PHARMACIE ENGAGÉE, PATIENT SÉCURISÉ.
Principe 7
Dispensation au comptoir (médicaments et autres produits autorisés sur prescription)
Thème : Dispensation des médicaments et des autres produits autorisés
Sous-thème : Dispensation en officine et à domicile de médicaments sur prescription
Finalité

Pour toute prescription, l’officine définit et applique les différentes étapes de l’analyse pharmaceutique.

questions à se poser
  • Les phases de l’analyse pharmaceutique sont-elles déterminées et partagées ? L’équipe dispose-t-elle d’une méthode fiable et reproductible pour analyser l’ordonnance ? L’analyse d’une e-prescription est-elle formalisée ?
  • L’analyse pharmaceutique est-elle systématique ?
  • Existe-t-il des médicaments à dispensation particulière ?
  • Les contre-indications et interactions médicamenteuses sont-elles prises en compte ?
  • Les dispensations réalisées sont-elles contrôlées ?

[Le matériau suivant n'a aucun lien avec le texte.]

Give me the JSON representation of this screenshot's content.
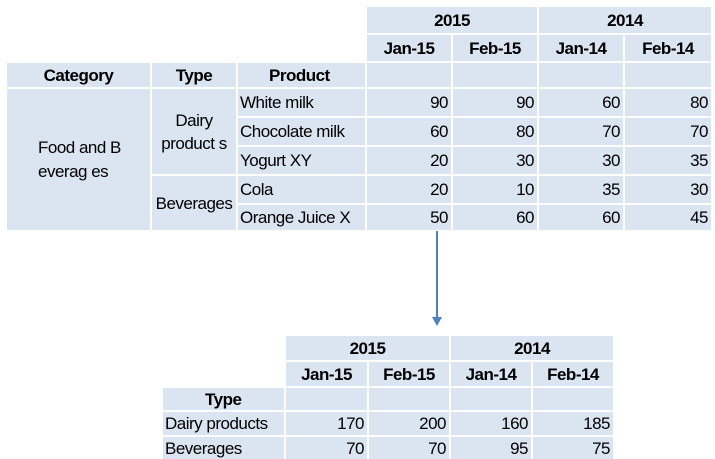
{
  "top_table": {
    "years": [
      "2015",
      "2014"
    ],
    "months": [
      "Jan-15",
      "Feb-15",
      "Jan-14",
      "Feb-14"
    ],
    "headers": [
      "Category",
      "Type",
      "Product"
    ],
    "category": "Food and Beverag es",
    "types": [
      "Dairy product s",
      "Beverages"
    ],
    "rows": [
      {
        "product": "White milk",
        "v": [
          "90",
          "90",
          "60",
          "80"
        ]
      },
      {
        "product": "Chocolate milk",
        "v": [
          "60",
          "80",
          "70",
          "70"
        ]
      },
      {
        "product": "Yogurt XY",
        "v": [
          "20",
          "30",
          "30",
          "35"
        ]
      },
      {
        "product": "Cola",
        "v": [
          "20",
          "10",
          "35",
          "30"
        ]
      },
      {
        "product": "Orange Juice X",
        "v": [
          "50",
          "60",
          "60",
          "45"
        ]
      }
    ]
  },
  "bottom_table": {
    "years": [
      "2015",
      "2014"
    ],
    "months": [
      "Jan-15",
      "Feb-15",
      "Jan-14",
      "Feb-14"
    ],
    "header": "Type",
    "rows": [
      {
        "type": "Dairy products",
        "v": [
          "170",
          "200",
          "160",
          "185"
        ]
      },
      {
        "type": "Beverages",
        "v": [
          "70",
          "70",
          "95",
          "75"
        ]
      }
    ]
  },
  "colors": {
    "cell_bg": "#dbe5f1",
    "arrow": "#4f81bd"
  }
}
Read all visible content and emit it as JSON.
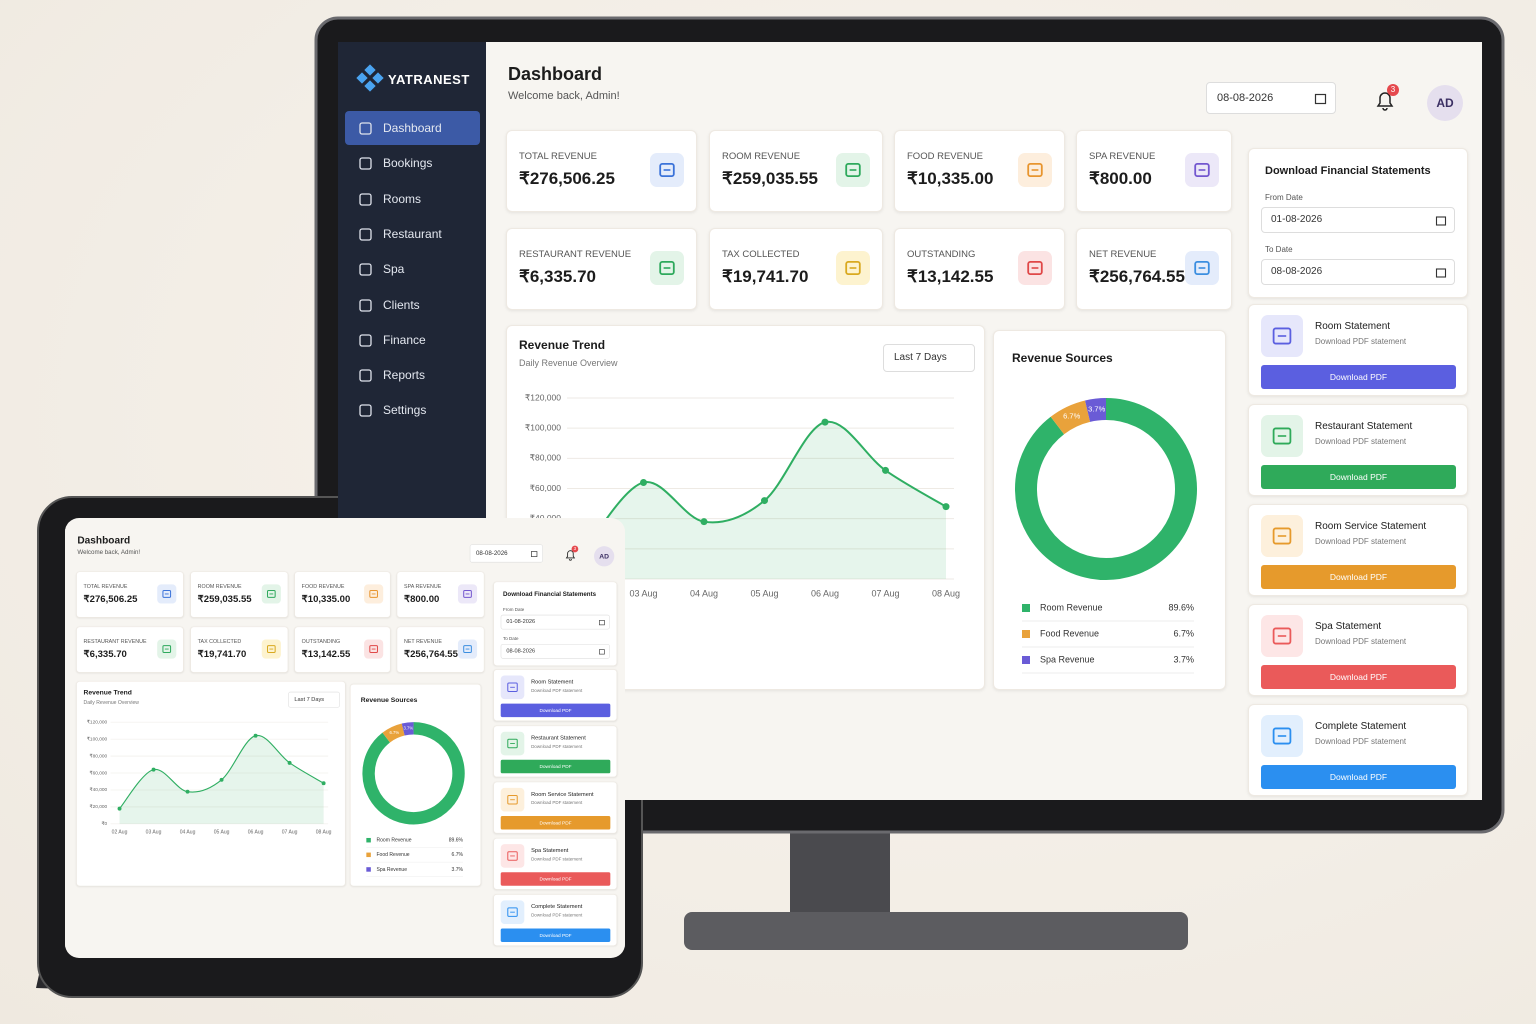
{
  "brand": "YATRANEST",
  "nav": [
    "Dashboard",
    "Bookings",
    "Rooms",
    "Restaurant",
    "Spa",
    "Clients",
    "Finance",
    "Reports",
    "Settings"
  ],
  "header": {
    "title": "Dashboard",
    "subtitle": "Welcome back, Admin!",
    "date": "08-08-2026",
    "notifications": 3,
    "avatar": "AD"
  },
  "kpis": [
    {
      "label": "TOTAL REVENUE",
      "value": "₹276,506.25"
    },
    {
      "label": "ROOM REVENUE",
      "value": "₹259,035.55"
    },
    {
      "label": "FOOD REVENUE",
      "value": "₹10,335.00"
    },
    {
      "label": "SPA REVENUE",
      "value": "₹800.00"
    },
    {
      "label": "RESTAURANT REVENUE",
      "value": "₹6,335.70"
    },
    {
      "label": "TAX COLLECTED",
      "value": "₹19,741.70"
    },
    {
      "label": "OUTSTANDING",
      "value": "₹13,142.55"
    },
    {
      "label": "NET REVENUE",
      "value": "₹256,764.55"
    }
  ],
  "chart_data": [
    {
      "type": "line",
      "title": "Revenue Trend",
      "subtitle": "Daily Revenue Overview",
      "selector": "Last 7 Days",
      "categories": [
        "02 Aug",
        "03 Aug",
        "04 Aug",
        "05 Aug",
        "06 Aug",
        "07 Aug",
        "08 Aug"
      ],
      "series": [
        {
          "color": "#2fae62",
          "values": [
            18000,
            64000,
            38000,
            52000,
            104000,
            72000,
            48000
          ]
        }
      ],
      "ylim": [
        0,
        120000
      ],
      "yticks": [
        {
          "value": 0,
          "label": "₹0"
        },
        {
          "value": 20000,
          "label": "₹20,000"
        },
        {
          "value": 40000,
          "label": "₹40,000"
        },
        {
          "value": 60000,
          "label": "₹60,000"
        },
        {
          "value": 80000,
          "label": "₹80,000"
        },
        {
          "value": 100000,
          "label": "₹100,000"
        },
        {
          "value": 120000,
          "label": "₹120,000"
        }
      ],
      "grid": true
    },
    {
      "type": "donut",
      "title": "Revenue Sources",
      "categories": [
        "Room Revenue",
        "Food Revenue",
        "Spa Revenue"
      ],
      "values": [
        89.6,
        6.7,
        3.7
      ],
      "value_labels": [
        "89.6%",
        "6.7%",
        "3.7%"
      ],
      "colors": [
        "#2fb36a",
        "#e9a23b",
        "#6a5bd6"
      ]
    }
  ],
  "statements": {
    "title": "Download Financial Statements",
    "from_label": "From Date",
    "from": "01-08-2026",
    "to_label": "To Date",
    "to": "08-08-2026",
    "items": [
      {
        "title": "Room Statement",
        "subtitle": "Download PDF statement",
        "button": "Download PDF"
      },
      {
        "title": "Restaurant Statement",
        "subtitle": "Download PDF statement",
        "button": "Download PDF"
      },
      {
        "title": "Room Service Statement",
        "subtitle": "Download PDF statement",
        "button": "Download PDF"
      },
      {
        "title": "Spa Statement",
        "subtitle": "Download PDF statement",
        "button": "Download PDF"
      },
      {
        "title": "Complete Statement",
        "subtitle": "Download PDF statement",
        "button": "Download PDF"
      }
    ]
  }
}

  • Les erreurs de dispensation sont-elles évitables ? Les conséquences des erreurs de dispensation sont-elles récupérables ?
  • La personne qui se présente au comptoir est-elle le patient ou un mandataire ?
Exemples de pratiques et de preuves
  • L’officine peut formaliser un mode opératoire d’analyse de l’ordonnance et le diffuser à toute l’équipe.
  • L’officine doit disposer des critères de recevabilité et de conformité de l’ordonnance (prescripteur, date, QR code si e-prescription…).
  • L’officine doit disposer des critères d’éligibilité du demandeur (âge, mandataire…).
  • Lors d’un traitement chronique, l’officine doit s’assurer du bon usage du médicament et de l’observance du traitement.
  • L’officine peut émettre des conseils spécifiques aux patients ou prescripteur sous forme d’intervention pharmaceutique.
  • L’officine doit disposer de modalités de dispensation des médicaments à dispensation particulière.
  • L’officine doit être en mesure d’éviter toute contre-indication ou interaction médicamenteuse.
  • En supplément de l’interrogation du patient, l’officine doit interroger l’historique du patient sur le LGO ou le DP et le DMP avec la carte Vitale.
  • L’officine doit organiser un double contrôle de l’ensemble des dispensations réalisées.
  • L’officine doit disposer d’une conduite à tenir en cas d’erreur de dispensation.
  • L’officine peut collecter systématiquement, sous consentement, les coordonnées du patient ou de l’usager y compris son numéro de téléphone.
  • L’officine doit sécuriser la délivrance de façon identique dans les deux cas (vérification de l’identité du patient et du mandataire, contrôle de l’ordonnance…).